The Pauli spin vector $\vec\sigma$ relates a two-component spinor $s={\alpha\choose \beta}$ to its corresponding three-component vector $\vec{v}=(a,b,c)$. In Dirac bra-ket notation the relation is written as $$\vec{v}=\langle s|\vec\sigma|s\rangle,$$ in components $v_i=s^\ast\sigma_i s$. A pair of unitary operations $\pm U\in \text{SU}(2) $ on $s\mapsto s'$ is thereby mapped onto a rotation $R\in \text{SO}(3) $ of $\vec{v}\mapsto \vec{v}'=\langle s'|\vec\sigma|s'\rangle$. The mapping is illustrated by this table

The usual vector identities do not apply to $\vec\sigma$, for example, instead of $\vec a\cdot(\vec b\times\vec a)=0$, one has $\vec \sigma\cdot(\vec v\times\vec \sigma)=-2i\,\vec v\cdot\vec\sigma$.

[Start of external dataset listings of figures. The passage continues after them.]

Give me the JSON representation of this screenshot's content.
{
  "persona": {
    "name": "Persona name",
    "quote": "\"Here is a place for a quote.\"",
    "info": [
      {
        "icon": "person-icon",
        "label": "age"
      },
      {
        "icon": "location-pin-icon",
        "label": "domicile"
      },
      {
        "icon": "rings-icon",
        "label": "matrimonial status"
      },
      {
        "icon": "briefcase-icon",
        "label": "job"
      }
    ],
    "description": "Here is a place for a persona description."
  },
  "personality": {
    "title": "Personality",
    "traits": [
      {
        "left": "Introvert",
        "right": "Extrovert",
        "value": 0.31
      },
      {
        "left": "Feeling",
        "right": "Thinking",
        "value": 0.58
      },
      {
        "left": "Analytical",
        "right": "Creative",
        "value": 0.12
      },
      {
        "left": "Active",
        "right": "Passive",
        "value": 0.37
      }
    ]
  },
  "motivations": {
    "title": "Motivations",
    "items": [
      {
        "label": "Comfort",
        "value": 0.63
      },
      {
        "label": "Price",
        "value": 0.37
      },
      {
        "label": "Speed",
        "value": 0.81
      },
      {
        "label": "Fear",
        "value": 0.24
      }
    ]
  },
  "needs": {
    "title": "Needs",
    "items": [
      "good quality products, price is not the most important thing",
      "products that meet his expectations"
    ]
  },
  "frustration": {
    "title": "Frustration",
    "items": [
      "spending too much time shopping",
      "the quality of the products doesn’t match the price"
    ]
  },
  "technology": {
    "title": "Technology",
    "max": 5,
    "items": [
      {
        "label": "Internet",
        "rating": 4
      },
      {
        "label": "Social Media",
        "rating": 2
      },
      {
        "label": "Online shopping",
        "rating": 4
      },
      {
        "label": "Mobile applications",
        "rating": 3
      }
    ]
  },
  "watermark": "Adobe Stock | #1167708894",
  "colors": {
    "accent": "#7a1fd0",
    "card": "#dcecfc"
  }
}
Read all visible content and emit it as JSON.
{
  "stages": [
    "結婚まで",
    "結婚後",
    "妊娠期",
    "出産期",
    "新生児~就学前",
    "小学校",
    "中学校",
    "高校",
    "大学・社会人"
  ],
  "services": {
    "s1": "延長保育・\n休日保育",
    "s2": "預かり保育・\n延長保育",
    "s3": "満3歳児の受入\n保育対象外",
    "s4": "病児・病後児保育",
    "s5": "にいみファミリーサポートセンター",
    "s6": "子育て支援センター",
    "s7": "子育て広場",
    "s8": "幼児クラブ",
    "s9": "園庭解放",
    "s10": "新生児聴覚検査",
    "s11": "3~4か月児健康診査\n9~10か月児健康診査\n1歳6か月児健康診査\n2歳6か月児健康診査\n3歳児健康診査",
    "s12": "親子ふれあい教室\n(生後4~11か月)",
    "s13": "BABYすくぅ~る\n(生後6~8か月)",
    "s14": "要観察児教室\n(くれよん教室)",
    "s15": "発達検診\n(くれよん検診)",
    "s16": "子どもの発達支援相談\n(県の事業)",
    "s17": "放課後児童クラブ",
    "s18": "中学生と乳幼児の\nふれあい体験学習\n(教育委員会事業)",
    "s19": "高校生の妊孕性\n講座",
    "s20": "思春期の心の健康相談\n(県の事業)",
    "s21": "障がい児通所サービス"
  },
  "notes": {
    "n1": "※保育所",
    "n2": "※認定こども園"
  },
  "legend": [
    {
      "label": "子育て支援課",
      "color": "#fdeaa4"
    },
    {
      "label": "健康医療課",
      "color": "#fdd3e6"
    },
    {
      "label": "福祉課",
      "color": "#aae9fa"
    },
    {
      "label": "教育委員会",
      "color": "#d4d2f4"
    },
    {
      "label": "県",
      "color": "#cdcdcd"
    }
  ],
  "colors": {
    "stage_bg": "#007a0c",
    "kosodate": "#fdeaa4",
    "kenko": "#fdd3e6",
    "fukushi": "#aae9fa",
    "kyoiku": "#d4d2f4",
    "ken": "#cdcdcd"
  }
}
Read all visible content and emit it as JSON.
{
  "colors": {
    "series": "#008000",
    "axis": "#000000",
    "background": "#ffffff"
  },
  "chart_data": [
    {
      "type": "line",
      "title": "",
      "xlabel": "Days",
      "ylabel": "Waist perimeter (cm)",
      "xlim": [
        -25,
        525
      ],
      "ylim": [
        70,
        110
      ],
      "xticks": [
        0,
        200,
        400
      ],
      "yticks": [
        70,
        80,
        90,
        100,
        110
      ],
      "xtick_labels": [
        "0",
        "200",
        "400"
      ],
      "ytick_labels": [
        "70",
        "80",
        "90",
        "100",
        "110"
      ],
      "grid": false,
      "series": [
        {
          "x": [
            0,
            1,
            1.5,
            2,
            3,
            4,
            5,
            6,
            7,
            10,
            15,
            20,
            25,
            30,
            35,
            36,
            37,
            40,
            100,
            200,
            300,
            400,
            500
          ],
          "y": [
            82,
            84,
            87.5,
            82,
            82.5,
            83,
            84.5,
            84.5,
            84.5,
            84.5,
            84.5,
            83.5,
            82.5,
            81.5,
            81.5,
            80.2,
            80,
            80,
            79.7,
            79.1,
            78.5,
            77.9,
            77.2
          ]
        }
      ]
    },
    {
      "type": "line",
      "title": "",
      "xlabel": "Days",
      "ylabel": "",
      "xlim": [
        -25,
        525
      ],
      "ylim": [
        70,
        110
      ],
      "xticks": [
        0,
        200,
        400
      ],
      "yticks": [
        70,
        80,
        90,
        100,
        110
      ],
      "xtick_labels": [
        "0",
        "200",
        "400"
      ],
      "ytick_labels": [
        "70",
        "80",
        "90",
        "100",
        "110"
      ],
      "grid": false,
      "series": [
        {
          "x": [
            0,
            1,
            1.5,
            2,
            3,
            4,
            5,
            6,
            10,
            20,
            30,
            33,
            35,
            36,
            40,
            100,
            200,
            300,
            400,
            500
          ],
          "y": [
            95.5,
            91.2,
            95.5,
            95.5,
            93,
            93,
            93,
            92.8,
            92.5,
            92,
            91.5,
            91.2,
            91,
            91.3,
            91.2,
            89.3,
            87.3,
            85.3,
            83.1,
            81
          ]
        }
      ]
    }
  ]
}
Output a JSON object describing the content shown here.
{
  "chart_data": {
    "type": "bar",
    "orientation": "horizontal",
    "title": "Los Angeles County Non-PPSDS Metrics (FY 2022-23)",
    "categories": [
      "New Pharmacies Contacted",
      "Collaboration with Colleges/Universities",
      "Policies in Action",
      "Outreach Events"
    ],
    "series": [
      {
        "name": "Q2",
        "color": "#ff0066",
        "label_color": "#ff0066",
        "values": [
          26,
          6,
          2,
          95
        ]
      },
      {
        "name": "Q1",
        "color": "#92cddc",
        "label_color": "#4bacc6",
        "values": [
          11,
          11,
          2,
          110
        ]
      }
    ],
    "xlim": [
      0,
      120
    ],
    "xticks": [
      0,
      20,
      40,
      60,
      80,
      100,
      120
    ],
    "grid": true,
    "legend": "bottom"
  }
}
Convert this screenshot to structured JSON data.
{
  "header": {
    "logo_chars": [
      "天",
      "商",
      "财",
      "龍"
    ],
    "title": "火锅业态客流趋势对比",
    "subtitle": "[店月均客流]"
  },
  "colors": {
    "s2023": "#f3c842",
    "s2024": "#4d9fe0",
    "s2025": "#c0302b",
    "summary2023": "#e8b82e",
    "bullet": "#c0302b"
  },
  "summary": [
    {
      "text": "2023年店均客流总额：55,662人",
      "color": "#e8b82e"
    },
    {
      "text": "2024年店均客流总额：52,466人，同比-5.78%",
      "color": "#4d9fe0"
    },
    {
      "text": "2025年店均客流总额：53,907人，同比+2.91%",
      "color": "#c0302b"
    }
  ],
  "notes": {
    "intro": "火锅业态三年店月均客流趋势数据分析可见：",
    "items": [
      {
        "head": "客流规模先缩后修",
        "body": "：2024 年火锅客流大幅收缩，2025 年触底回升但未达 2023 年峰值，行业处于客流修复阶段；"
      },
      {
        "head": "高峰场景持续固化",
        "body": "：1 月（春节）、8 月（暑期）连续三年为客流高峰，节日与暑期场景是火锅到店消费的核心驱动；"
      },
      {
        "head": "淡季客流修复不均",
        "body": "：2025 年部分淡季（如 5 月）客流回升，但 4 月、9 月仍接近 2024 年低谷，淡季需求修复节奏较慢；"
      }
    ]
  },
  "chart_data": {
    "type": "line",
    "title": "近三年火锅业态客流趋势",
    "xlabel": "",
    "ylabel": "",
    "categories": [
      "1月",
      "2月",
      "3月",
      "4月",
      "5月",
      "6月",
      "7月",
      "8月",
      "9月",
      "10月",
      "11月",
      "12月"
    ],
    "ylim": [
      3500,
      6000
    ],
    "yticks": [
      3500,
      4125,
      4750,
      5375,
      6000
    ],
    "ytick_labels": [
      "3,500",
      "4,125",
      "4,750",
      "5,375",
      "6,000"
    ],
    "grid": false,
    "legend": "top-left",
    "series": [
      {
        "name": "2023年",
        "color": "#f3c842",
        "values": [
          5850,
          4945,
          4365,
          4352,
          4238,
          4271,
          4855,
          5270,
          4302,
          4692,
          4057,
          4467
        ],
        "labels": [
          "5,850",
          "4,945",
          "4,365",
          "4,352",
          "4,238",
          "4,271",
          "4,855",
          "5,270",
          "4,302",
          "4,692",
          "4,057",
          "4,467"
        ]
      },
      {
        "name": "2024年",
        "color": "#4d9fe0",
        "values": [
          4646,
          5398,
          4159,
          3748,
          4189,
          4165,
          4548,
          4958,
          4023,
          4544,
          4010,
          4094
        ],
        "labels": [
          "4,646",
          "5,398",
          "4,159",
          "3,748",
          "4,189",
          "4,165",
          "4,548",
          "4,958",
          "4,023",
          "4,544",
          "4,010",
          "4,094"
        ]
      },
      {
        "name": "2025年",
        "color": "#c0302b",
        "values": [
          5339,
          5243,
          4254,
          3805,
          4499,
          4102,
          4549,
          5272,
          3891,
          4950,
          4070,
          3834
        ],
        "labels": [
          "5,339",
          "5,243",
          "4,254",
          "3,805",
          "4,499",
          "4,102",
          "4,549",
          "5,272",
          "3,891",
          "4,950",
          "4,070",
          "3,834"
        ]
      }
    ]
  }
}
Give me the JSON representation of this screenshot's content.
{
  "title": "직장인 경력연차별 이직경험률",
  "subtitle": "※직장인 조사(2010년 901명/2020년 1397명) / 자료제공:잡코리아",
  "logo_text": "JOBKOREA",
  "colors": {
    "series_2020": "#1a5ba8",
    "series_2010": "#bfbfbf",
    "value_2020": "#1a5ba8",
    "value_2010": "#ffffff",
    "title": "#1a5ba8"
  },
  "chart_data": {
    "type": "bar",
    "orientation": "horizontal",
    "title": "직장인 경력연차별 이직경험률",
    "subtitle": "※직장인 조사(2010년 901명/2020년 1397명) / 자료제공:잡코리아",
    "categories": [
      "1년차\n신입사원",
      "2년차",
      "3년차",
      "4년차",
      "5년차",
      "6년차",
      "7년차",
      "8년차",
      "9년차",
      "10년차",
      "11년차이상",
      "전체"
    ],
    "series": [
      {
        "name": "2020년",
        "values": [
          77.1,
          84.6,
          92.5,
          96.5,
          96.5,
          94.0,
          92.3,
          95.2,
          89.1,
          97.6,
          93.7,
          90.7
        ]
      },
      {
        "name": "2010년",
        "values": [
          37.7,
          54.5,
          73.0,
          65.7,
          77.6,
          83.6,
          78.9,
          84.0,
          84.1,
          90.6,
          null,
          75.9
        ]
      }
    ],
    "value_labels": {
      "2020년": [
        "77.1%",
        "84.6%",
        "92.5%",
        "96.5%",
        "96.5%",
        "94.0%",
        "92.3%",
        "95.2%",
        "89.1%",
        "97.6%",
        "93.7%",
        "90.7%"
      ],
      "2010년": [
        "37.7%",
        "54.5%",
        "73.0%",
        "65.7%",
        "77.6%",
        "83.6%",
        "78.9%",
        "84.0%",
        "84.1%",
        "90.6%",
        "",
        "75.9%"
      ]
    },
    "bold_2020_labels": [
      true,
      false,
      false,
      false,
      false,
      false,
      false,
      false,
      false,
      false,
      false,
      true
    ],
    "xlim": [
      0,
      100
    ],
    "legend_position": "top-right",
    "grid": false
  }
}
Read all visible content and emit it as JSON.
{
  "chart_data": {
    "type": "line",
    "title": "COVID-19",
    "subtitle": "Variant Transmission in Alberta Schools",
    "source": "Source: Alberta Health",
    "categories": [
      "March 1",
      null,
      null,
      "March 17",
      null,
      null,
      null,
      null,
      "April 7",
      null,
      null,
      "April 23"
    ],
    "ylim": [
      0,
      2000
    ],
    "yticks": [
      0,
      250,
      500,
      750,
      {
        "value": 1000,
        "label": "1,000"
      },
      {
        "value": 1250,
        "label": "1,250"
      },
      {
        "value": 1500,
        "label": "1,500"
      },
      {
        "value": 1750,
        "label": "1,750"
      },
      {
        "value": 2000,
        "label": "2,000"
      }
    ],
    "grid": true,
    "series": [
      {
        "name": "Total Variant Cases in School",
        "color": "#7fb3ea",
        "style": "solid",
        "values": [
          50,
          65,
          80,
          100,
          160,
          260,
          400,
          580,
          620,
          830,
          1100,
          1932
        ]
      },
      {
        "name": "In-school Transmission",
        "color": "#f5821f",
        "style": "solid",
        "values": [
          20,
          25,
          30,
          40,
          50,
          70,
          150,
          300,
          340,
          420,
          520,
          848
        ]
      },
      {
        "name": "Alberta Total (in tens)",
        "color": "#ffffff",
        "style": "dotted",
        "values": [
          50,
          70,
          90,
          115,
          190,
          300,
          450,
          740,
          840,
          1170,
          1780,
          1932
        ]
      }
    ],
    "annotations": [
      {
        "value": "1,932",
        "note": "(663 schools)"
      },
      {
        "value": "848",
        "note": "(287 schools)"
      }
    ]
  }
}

The Pauli spin vector encodes a two-complex-dimensional unitary representation of the Lie algebra $\bf{su}_2$. A basis of the Lie algebra maps to the matrix algebra $\bf{gl}_2(\mathbb{C}),$ giving a $3\times 2\times 2$ tensor. In 3 dimensions, physicists will sometimes blur the distinction between the basis for the tangent space and the Lie algebra of the Lorenz group $SU(2)$ at the origin, by the identification of $\hat{x}_i$ with the operator $\hat{x}_i\times -$ (this is not possible in higher dimensions), but these three matrices should really be thought of as parametrized by a basis for the Lie algebra.